You can use Dagster sensors to trigger jobs based on any code you write.
How connection can be established to in-house Hive Metastore, HDFS (with Kerberos), Kafka (to listen to events) and so on? Airflow by it’s architecture has connection configuration and operators configuration related to one or another API for further execution. (should we write custom Ops for this to be able to connect and read metadata from HMS?).
Dagster doesn't have built-in a builtin Hive Metastore integration. However, my understanding is that the Airflow connector is just a thin Python wrapper around the HMS client. You could invoke it directly: https://pypi.org/project/hive-metastore-client/. Or even invoke the HMS Airflow connector from your Dagster code.
Any API for Cassandra, HBase and many other BigData storages?

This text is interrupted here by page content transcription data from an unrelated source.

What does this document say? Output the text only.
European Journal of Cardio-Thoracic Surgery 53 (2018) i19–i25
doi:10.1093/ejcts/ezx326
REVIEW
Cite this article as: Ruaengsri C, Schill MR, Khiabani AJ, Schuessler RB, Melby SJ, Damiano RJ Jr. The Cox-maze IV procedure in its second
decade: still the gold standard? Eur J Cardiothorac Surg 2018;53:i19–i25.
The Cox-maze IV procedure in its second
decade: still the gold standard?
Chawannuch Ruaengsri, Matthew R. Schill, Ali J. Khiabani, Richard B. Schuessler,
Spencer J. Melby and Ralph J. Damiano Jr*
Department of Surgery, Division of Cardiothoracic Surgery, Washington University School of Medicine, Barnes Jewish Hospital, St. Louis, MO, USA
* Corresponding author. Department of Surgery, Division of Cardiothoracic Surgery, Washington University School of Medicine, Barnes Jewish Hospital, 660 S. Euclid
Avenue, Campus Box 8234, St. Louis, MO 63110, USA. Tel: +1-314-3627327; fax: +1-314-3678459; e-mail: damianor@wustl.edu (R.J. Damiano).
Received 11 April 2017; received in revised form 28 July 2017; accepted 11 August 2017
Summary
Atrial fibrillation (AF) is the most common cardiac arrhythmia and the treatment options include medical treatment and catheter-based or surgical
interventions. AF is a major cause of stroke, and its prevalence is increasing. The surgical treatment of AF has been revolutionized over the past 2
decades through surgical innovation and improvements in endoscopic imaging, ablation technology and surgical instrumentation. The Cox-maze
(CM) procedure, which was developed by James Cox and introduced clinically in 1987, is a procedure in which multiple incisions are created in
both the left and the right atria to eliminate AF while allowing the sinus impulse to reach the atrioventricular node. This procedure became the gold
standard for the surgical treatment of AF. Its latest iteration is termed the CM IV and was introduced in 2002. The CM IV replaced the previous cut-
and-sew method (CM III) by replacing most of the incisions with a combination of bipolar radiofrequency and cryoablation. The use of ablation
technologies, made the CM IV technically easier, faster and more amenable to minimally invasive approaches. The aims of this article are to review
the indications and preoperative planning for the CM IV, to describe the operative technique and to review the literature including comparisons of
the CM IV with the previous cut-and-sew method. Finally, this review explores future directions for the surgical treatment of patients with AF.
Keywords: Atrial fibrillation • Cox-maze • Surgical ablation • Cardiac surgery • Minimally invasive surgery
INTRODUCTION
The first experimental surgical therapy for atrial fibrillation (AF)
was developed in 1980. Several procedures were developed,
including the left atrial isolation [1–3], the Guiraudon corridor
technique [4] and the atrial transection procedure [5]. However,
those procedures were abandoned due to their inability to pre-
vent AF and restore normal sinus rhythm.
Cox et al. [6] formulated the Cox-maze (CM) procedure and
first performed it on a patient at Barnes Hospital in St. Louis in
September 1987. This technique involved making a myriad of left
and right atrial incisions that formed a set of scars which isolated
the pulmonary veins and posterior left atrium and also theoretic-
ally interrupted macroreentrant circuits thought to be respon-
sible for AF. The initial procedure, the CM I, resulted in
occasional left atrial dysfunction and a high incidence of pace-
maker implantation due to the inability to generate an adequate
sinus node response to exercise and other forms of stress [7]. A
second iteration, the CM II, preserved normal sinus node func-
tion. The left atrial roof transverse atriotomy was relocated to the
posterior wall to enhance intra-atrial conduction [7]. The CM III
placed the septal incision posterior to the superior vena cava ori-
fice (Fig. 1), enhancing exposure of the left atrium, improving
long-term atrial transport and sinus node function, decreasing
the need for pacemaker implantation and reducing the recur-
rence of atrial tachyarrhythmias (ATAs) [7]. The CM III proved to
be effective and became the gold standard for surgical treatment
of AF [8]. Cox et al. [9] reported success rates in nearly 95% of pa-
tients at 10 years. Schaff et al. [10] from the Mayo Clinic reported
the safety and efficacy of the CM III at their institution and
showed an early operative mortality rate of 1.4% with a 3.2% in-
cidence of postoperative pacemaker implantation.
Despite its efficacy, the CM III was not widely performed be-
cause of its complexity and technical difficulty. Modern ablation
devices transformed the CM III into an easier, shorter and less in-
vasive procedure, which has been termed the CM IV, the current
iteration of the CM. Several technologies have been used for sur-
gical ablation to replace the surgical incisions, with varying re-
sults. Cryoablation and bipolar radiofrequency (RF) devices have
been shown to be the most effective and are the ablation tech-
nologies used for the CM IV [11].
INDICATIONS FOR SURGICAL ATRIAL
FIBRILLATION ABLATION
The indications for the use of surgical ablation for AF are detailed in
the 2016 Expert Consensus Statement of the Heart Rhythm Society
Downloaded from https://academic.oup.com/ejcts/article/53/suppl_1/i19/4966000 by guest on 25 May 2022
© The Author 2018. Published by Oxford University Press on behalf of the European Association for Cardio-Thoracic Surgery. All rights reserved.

What would you want these APIs to do? https://docs.dagster.io/_apidocs/libraries/dagster-airflow#dagster_airflow.airflow_operator_to_op
keanu thanks 1
Having these questions, I’d like to say that Dagster is mostly dictates you WHAT tools you can use based on it’s API support
I would push against this. Most Airflow ops and connectors are very thin wrappers around existing functionality of the technologies they wrap. In most cases, you can just use the APIs of those technologies directly. My personal experience was Airflow was that using the Airflow wrappers added more trouble than it was worth, because it's easy for them to miss new parameters when the underlying libraries advance, etc.